The space–time structure discussed in the next chapter, and assumed through the rest of this book, is that of a manifold with a Lorentz metric and associated affine connection.

In this chapter, we introduce in §2.1 the concept of a manifold and in §2.2 vectors and tensors, which are the natural geometric objects defined on the manifold. A discussion of maps of manifolds in §2.3 leads to the definitions of the induced maps of tensors, and of sub-manifolds. The derivative of the induced maps defined by a vector field gives the Lie derivative defined in §2.4; another differential operation which depends only on the manifold structure is exterior differentiation, also defined in that section. This operation occurs in the generalized form of Stokes' theorem.

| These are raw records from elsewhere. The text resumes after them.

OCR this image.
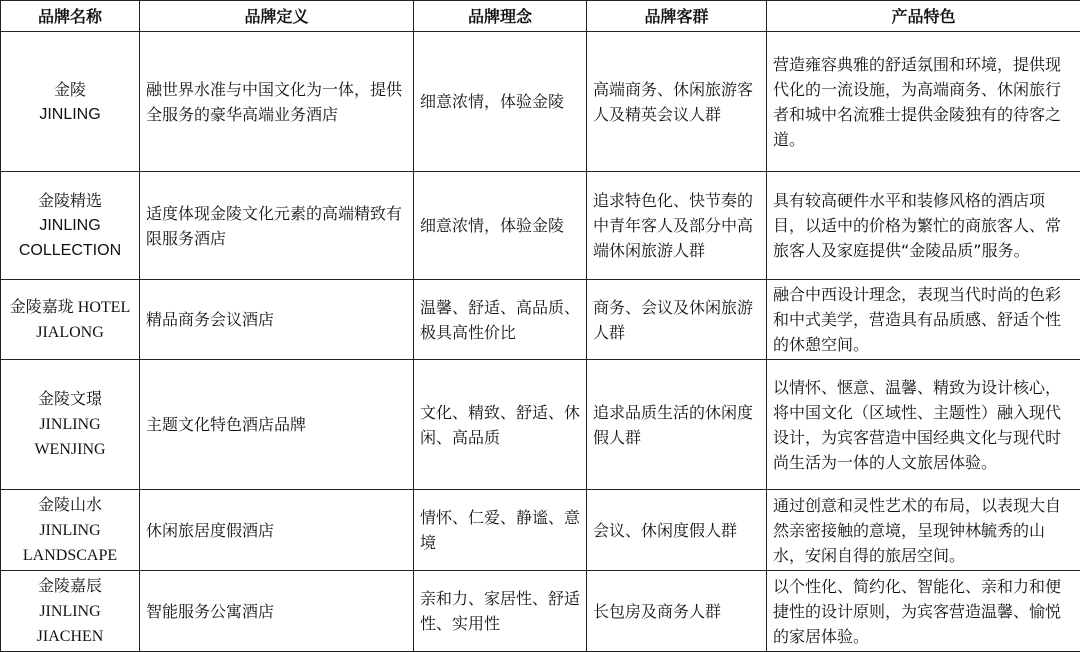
品牌名称	品牌定义	品牌理念	品牌客群	产品特色

金陵
JINLING	融世界水准与中国文化为一体，提供全服务的豪华高端业务酒店	细意浓情，体验金陵	高端商务、休闲旅游客人及精英会议人群	营造雍容典雅的舒适氛围和环境，提供现代化的一流设施，为高端商务、休闲旅行者和城中名流雅士提供金陵独有的待客之道。

金陵精选
JINLING
COLLECTION	适度体现金陵文化元素的高端精致有限服务酒店	细意浓情，体验金陵	追求特色化、快节奏的中青年客人及部分中高端休闲旅游人群	具有较高硬件水平和装修风格的酒店项目，以适中的价格为繁忙的商旅客人、常旅客人及家庭提供“金陵品质”服务。

金陵嘉珑 HOTEL
JIALONG	精品商务会议酒店	温馨、舒适、高品质、极具高性价比	商务、会议及休闲旅游人群	融合中西设计理念，表现当代时尚的色彩和中式美学，营造具有品质感、舒适个性的休憩空间。

金陵文璟
JINLING
WENJING	主题文化特色酒店品牌	文化、精致、舒适、休闲、高品质	追求品质生活的休闲度假人群	以情怀、惬意、温馨、精致为设计核心，将中国文化（区域性、主题性）融入现代设计，为宾客营造中国经典文化与现代时尚生活为一体的人文旅居体验。

金陵山水
JINLING
LANDSCAPE	休闲旅居度假酒店	情怀、仁爱、静谧、意境	会议、休闲度假人群	通过创意和灵性艺术的布局，以表现大自然亲密接触的意境，呈现钟林毓秀的山水，安闲自得的旅居空间。

金陵嘉辰
JINLING
JIACHEN	智能服务公寓酒店	亲和力、家居性、舒适性、实用性	长包房及商务人群	以个性化、简约化、智能化、亲和力和便捷性的设计原则，为宾客营造温馨、愉悦的家居体验。
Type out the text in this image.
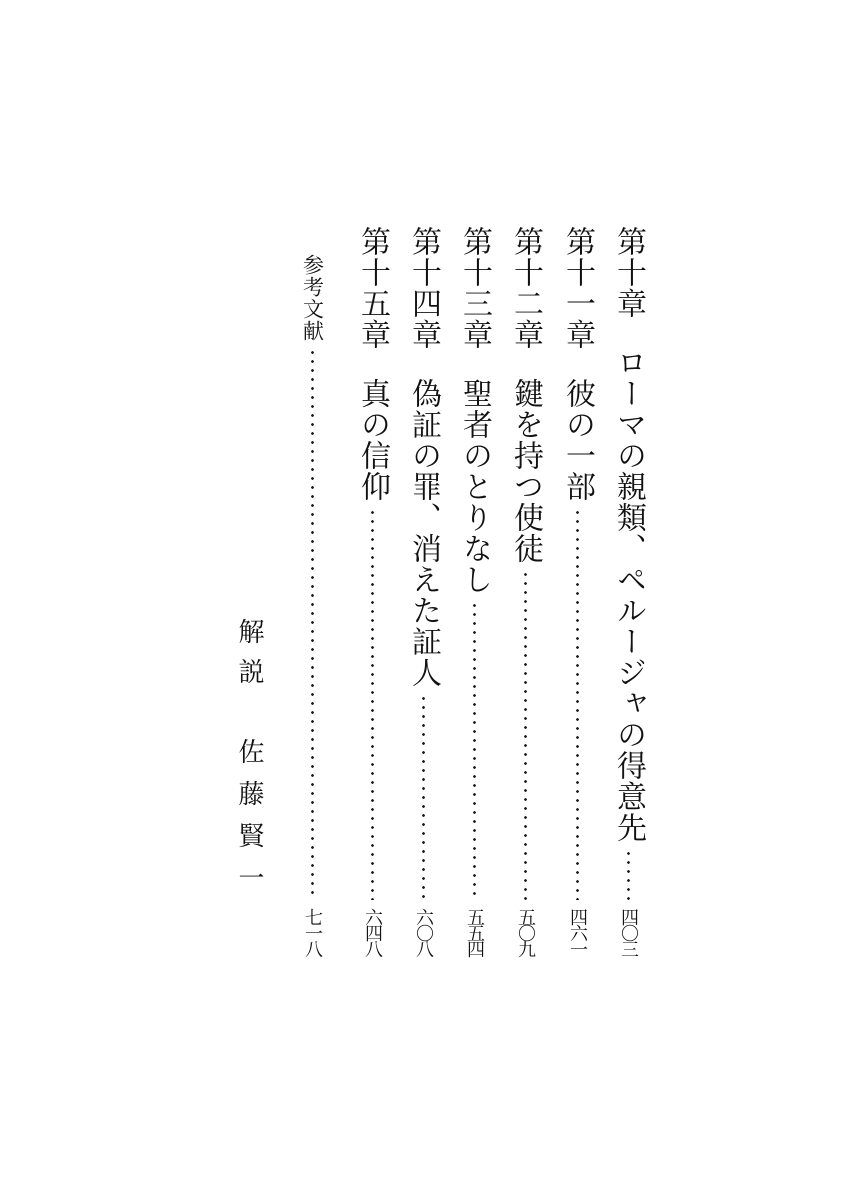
第十章
ローマの親類、ペルージャの得意先
四〇三
第十一章
彼の一部
四六一
第十二章
鍵を持つ使徒
五〇九
第十三章
聖者のとりなし
五五四
第十四章
偽証の罪、消えた証人
六〇八
第十五章
真の信仰
六四八
参考文献
七一八
解説佐藤賢一
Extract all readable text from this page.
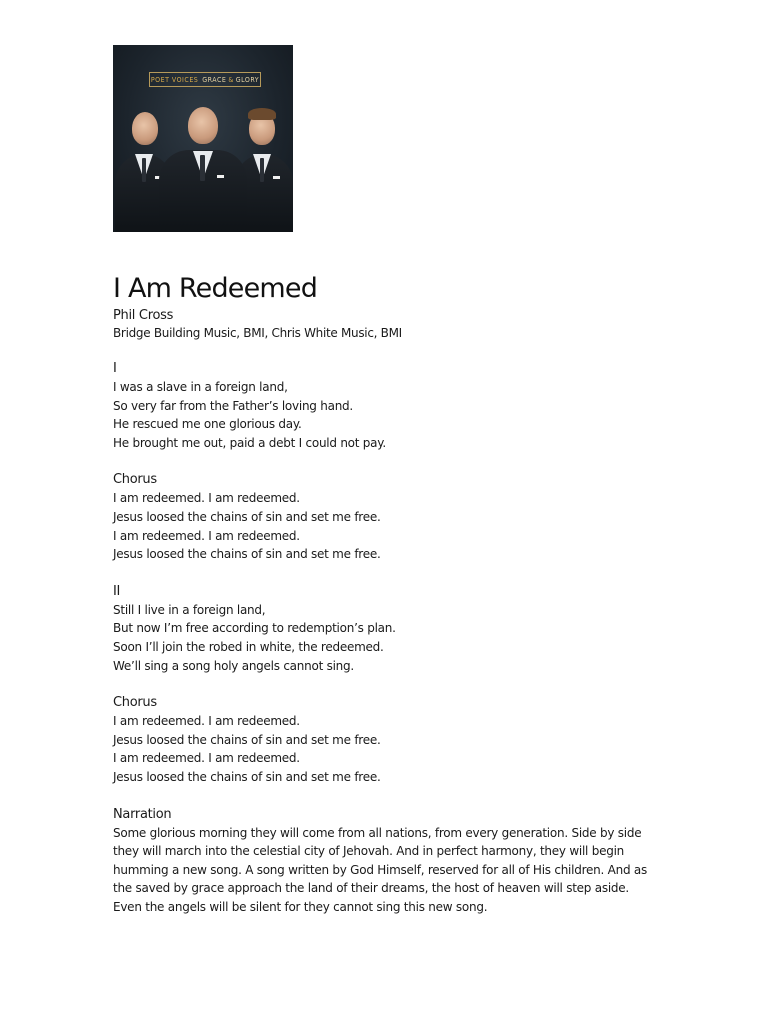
POET VOICES GRACE & GLORY
I Am Redeemed
Phil Cross
Bridge Building Music, BMI, Chris White Music, BMI
I
I was a slave in a foreign land,
So very far from the Father’s loving hand.
He rescued me one glorious day.
He brought me out, paid a debt I could not pay.
Chorus
I am redeemed. I am redeemed.
Jesus loosed the chains of sin and set me free.
I am redeemed. I am redeemed.
Jesus loosed the chains of sin and set me free.
II
Still I live in a foreign land,
But now I’m free according to redemption’s plan.
Soon I’ll join the robed in white, the redeemed.
We’ll sing a song holy angels cannot sing.
Chorus
I am redeemed. I am redeemed.
Jesus loosed the chains of sin and set me free.
I am redeemed. I am redeemed.
Jesus loosed the chains of sin and set me free.
Narration
Some glorious morning they will come from all nations, from every generation. Side by side they will march into the celestial city of Jehovah. And in perfect harmony, they will begin humming a new song. A song written by God Himself, reserved for all of His children. And as the saved by grace approach the land of their dreams, the host of heaven will step aside. Even the angels will be silent for they cannot sing this new song.
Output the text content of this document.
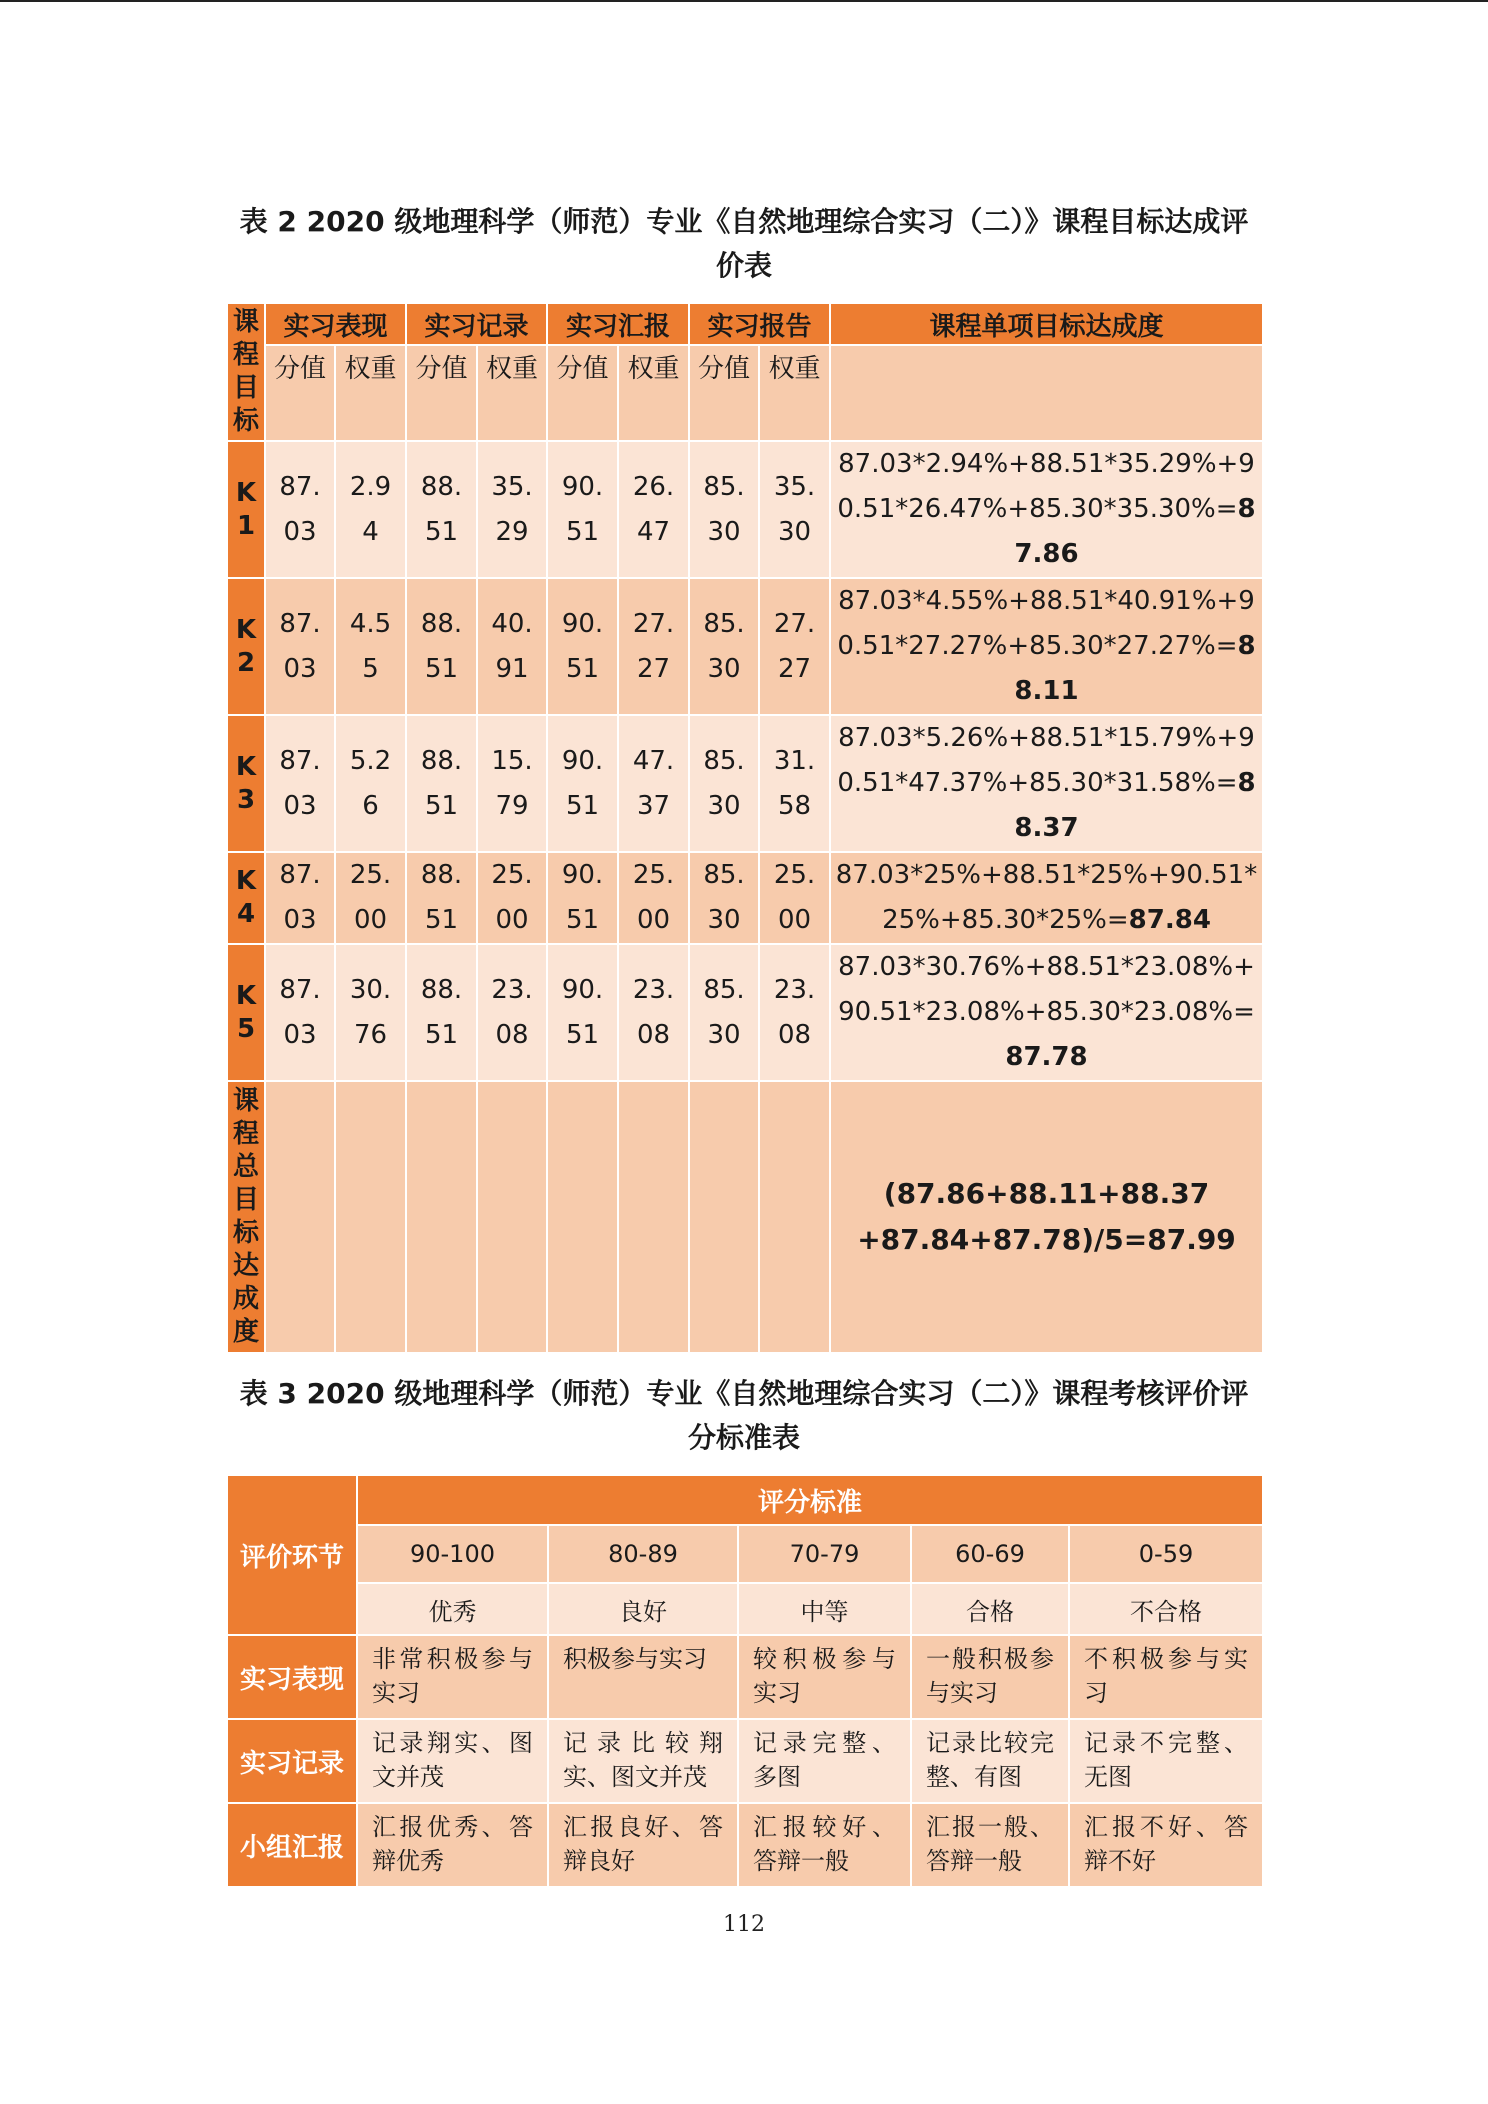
表 2 2020 级地理科学（师范）专业《自然地理综合实习（二）》课程目标达成评价表
课程目标	实习表现		实习记录		实习汇报		实习报告		课程单项目标达成度
	分值	权重	分值	权重	分值	权重	分值	权重	

K1	87.03	2.94	88.51	35.29	90.51	26.47	85.30	35.30	87.03*2.94%+88.51*35.29%+90.51*26.47%+85.30*35.30%=87.86

K2	87.03	4.55	88.51	40.91	90.51	27.27	85.30	27.27	87.03*4.55%+88.51*40.91%+90.51*27.27%+85.30*27.27%=88.11

K3	87.03	5.26	88.51	15.79	90.51	47.37	85.30	31.58	87.03*5.26%+88.51*15.79%+90.51*47.37%+85.30*31.58%=88.37

K4	87.03	25.00	88.51	25.00	90.51	25.00	85.30	25.00	87.03*25%+88.51*25%+90.51*25%+85.30*25%=87.84

K5	87.03	30.76	88.51	23.08	90.51	23.08	85.30	23.08	87.03*30.76%+88.51*23.08%+90.51*23.08%+85.30*23.08%=87.78

课程总目标达成度									(87.86+88.11+88.37
+87.84+87.78)/5=87.99
表 3 2020 级地理科学（师范）专业《自然地理综合实习（二）》课程考核评价评分标准表
评价环节	评分标准				
	90-100	80-89	70-79	60-69	0-59
	优秀	良好	中等	合格	不合格
实习表现	非常积极参与实习	积极参与实习	较积极参与实习	一般积极参与实习	不积极参与实习
实习记录	记录翔实、图文并茂	记录比较翔实、图文并茂	记录完整、多图	记录比较完整、有图	记录不完整、无图
小组汇报	汇报优秀、答辩优秀	汇报良好、答辩良好	汇报较好、答辩一般	汇报一般、答辩一般	汇报不好、答辩不好
112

An extra structure, the connection, is introduced in §2.5; this defines the covariant derivative and the curvature tensor. The connection is related to the metric on the manifold in §2.6; the curvature tensor is decomposed into the Weyl tensor and Ricci tensor, which are related to each other by the Bianchi identities.

In the rest of the chapter, a number of other topics in differential geometry are discussed. The induced metric and connection on a hypersurface are discussed in §2.7, and the Gauss–Codacci relations are derived. The volume element defined by the metric is introduced in §2.8, and used to prove Gauss' theorem.